Let's Go To The Tapes!
Last week was surprisingly hectic, and I had to miss a chance to go on the local public TV station's Horizon program Thursday evening to analyze the Iowa caucus results because I already had made an appointment to give blood. Hey, am I a stereotypical liberal, or what? But this week, I'll have the New Hampshire results earlier in the week and can look ahead to the all-important, make-or-break, first-or-second-in-the-West Nevada caucus! (That's sarcasm, folks.)
I had fun with an angry 'winger reader who, after this column, was furious that I'm always so negative about Bush. I explained that I write for the nearly 70% of Americans who disapprove of his performance, while my paper's op-ed pages are 2-to-1 slanted the other way. So it's my job to speak for -- wait for it -- the silent majority. I could hear his gasket blowing miles away.
CIA DESTROYED TAPES? HOW CAN THAT BE?
East Valley Tribune, Jan. 6, 2007
I'm writing this column six hours before we learn the results from Iowa, so I desperately need a topic that will still be relevant three days later. But I'll resist the temptation to join all the other pundits in denouncing the Iowa caucuses, because people who have no problem with the college football Bowl Championship Series (or communities that host a BCS game) probably shouldn't complain too loudly that the Iowa caucuses are undemocratic, illogical, and unfair.

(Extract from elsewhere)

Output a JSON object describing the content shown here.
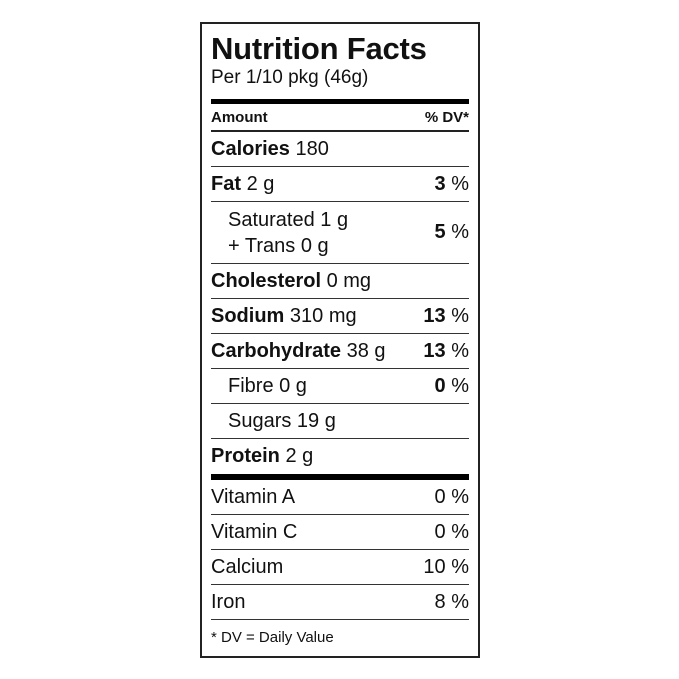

Instead, you may have missed -- with all the ongoing Bush administration scandals, it's getting awfully hard to keep up -- the Justice Department opening a criminal investigation into the CIA's destruction of interrogation videotapes.
The investigation, to be headed by a career prosecutor from Connecticut because of potential conflicts of interest (the CIA's Inspector General expects to be a witness; the U.S. Attorney in the Eastern District of Virginia prosecutes cases for the CIA), appears to be focused solely on the destruction of videos of interrogations of two "senior Qaeda operatives," Abu Zubaydah and Abd al Rahim al-Nashiri.
The destruction of the tapes is pretty significant, because as the two co-chairs of the 9/11 Commission detailed in The New York Times last week, the Commission asked repeatedly and specifically for documents of all types from any al-Qaeda interrogations. Former GOP governor Thomas Kean and former Democratic congressman Lee Hamilton were pretty blunt: "What we do know is that government officials decided not to inform a lawfully constituted body, created by Congress and the president, to investigate one [of] the greatest tragedies to confront this country. We call that obstruction."
Yikes, not much wiggle room there. Kean and Hamilton are a bipartisan pair of retired politicians. You know, the kind of older white guys who get "centrist" columnists all hot and lathered about the excess partisanship and lack of consensus in today's Washington. (Yesterday's Washington being a halcyon wellspring of mutual good feeling and fantastic accomplishment, just the way every middle-aged guy recalls himself being a lot more attractive as a youngster than he actually was.) Did it ever occur to these pundits that there's a lack of consensus in Washington because a lot of us Americans actually disagree about issues? Face it, how could anything on which Austin Hill, Bob Satnan, and I all agree even be worth discussing?
So the Justice Department will investigate the destruction of those two sets of videotapes, but as Laura Rozen wondered, does anybody really think that the CIA had only one copy of videos of interrogations of "high value" detainees? That nobody at the Agency worried about maybe missing a word or having a second translator make sure everything got into English correctly? That they'd really destroy all records of every single interrogation after 2 days? That nobody in Washington ever wanted to see video of the interrogation to see what those idiots in the field may have missed? Ever since Hammurabi was king of Babylon, government agencies always have kept copies. You really think the CIA didn't?
Those interrogation tapes probably would make the Bush administration's attempts to draw distinctions between "torture" (what we don't do!) and "tough" or "enhanced" interrogation methods (which we use, but we can't explain what we mean, because it's classified!) lose the rest of its plausibility once everybody can see exactly what was done. If cell phone pictures of Abu Ghiraib were powerful, just consider what looking at a waterboarding tape would be like. And as Emily Bazelon and Dahlia Lithwick wrote last month, what happens to the government's terrorism cases if defendants now have proof that the prosecution used evidence collected under circumstances that will turn your stomach?
This isn't a big mystery. The Qaeda interrogations would be President Bush's "Rodney King video." Bush will get off -- if the administration can't once again blame a few bad apples, they always can pardon themselves -- but the stain on our nation's honor won't be so easily remedied.